Cleanliness spot-checks will also form part of the new annual health assessments planned for NHS organisations.
'A helpful survey'
Simon Gillespie, head of operations at the Healthcare Commission, told the BBC: "There were some excellent results in the NHS and independent sector.
"But there were too many organisations with unacceptable levels of cleanliness, predominantly in mental health facilities which is particularly distressing."
He added: "I wouldn't want to go to one of these worst hospitals.
"The bottom line is walking into an organisation and your feet sticking to the floor because it hasn't been cleaned adequately, smelling the toilets some way before you can see them, urinals encrusted with limescale and urine is really pretty horrible."
Chris Beasley, chief nursing officer for England, Chris Beasley, told the BBC Today programme only a small number of hospitals were poor, but the situation was still "totally unacceptable".
"It's just as important for people who have severe mental health problems to have a clean and comfortable environment as it is with somebody who is going to have open heart surgery."
Dr Paul Grime, chair of the British Medical Association's occupational health committee, said: "Too many of these hospitals are falling short. It is particularly worrying that, despite patients' concerns high numbers of hospitals have not set up robust cleaning systems.
"And the fact that some mental health hospitals have seriously poor levels of cleanliness paints a disturbing picture."
Health Minister Jane Kennedy said: "We recently announced £130m capital funding specifically to update mental health environments and will be announcing further work on enhancing the environment soon."
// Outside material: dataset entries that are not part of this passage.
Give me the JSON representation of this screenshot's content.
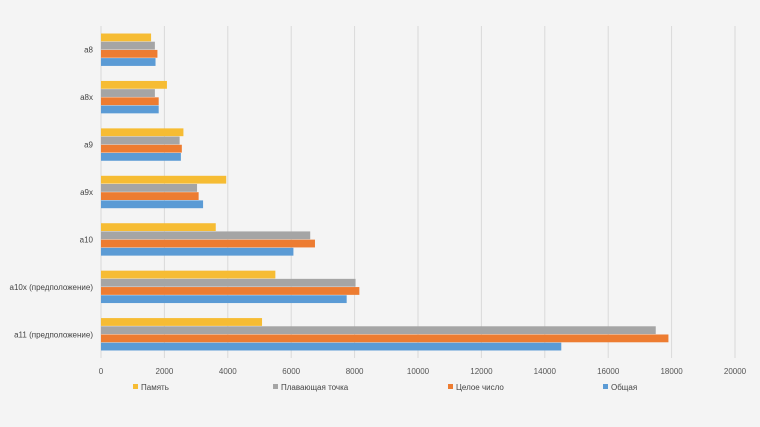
{
  "chart_data": {
    "type": "bar",
    "orientation": "horizontal",
    "categories": [
      "a8",
      "a8x",
      "a9",
      "a9x",
      "a10",
      "a10x (предположение)",
      "a11 (предположение)"
    ],
    "series": [
      {
        "name": "Память",
        "color": "#F6BC33",
        "values": [
          1580,
          2080,
          2600,
          3950,
          3620,
          5500,
          5080
        ]
      },
      {
        "name": "Плавающая точка",
        "color": "#A5A5A5",
        "values": [
          1700,
          1700,
          2480,
          3030,
          6600,
          8030,
          17500
        ]
      },
      {
        "name": "Целое число",
        "color": "#ED7C31",
        "values": [
          1780,
          1820,
          2550,
          3080,
          6750,
          8150,
          17900
        ]
      },
      {
        "name": "Общая",
        "color": "#5B9BD5",
        "values": [
          1720,
          1820,
          2520,
          3220,
          6070,
          7750,
          14520
        ]
      }
    ],
    "x_ticks": [
      "0",
      "2000",
      "4000",
      "6000",
      "8000",
      "10000",
      "12000",
      "14000",
      "16000",
      "18000",
      "20000"
    ],
    "xlim": [
      0,
      20000
    ],
    "grid": true,
    "legend_position": "bottom"
  }
}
She said the department would work with the commission and other bodies to rectify poor standards where they had been found.
Shadow Health Secretary Andrew Lansley said: "Every hospital should achieve the highest level of cleanliness. Despite countless government initiatives, standards remain unacceptably low."
And Liberal Democrat health spokesman Steve Webb said: "This report is a wake-up call to a complacent government that warm words and task forces are not enough to end the scandal of dirty hospitals."